Perhaps it’s top of mind for hoteliers right now during budget season, but for far too long the hotel industry has been under-investing in the next generation of revenue managers it will need to succeed.

It’s not that hotels don’t recognize the importance of data science and analytics, but right now it’s a numbers game that they’re losing. Not enough hospitality schools have a revenue management curriculum to train enough specialists for the whole industry. Those graduates who do have a strong base of revenue management knowledge too often see other jobs inside and outside of the hotel space that offer better paths to advancement and higher pay.

Hotels need to create the demand for revenue management as a hospitality career by reconsidering how they develop and compensate their staff.

A director of revenue management getting stuck in the same development track and salary band as a director of rooms is not appropriate. But when underqualified graduates are starting out in that role, the cycle perpetuates.
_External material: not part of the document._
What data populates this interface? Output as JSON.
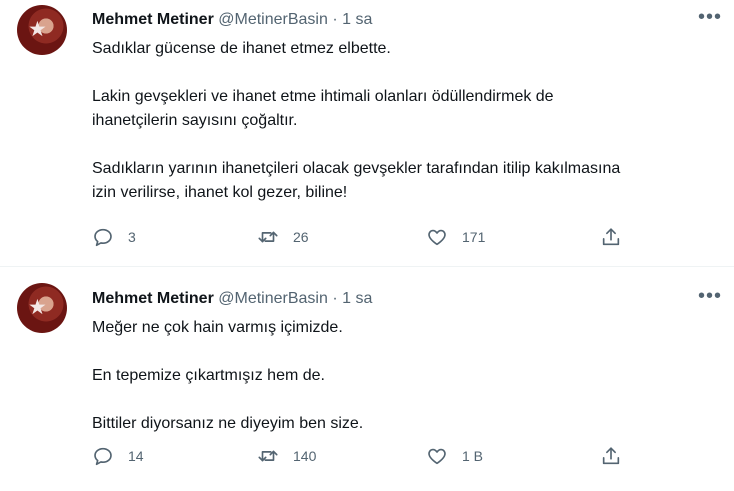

The way for a hotel to break out of that pattern, especially in the near term while still waiting for more universities’ revenue management curricula to catch up, is to aggressively recruit talented people for the revenue management department.

For instance, if you have to pay the DORM an additional US$20,000 per year to attract and retain a highly qualified candidate, the return on that investment could be massive. If that person is able to contribute to even a 2% increase in the hotel’s RevPAR, she’s generated far more money than that incremental US$20,000 to the bottom line.

Now is the time to elevate the role of the revenue manager, no question. A recession in the hotel industry’s cycle is likely coming, but hotels will want to find the DORM they need to compete in a down market now, to train and ramp-up that person before the hotel has to change strategy.

The upfront cost in higher salary would be meaningful. But hotels could afford it more than they could afford to let their revenue stagnate.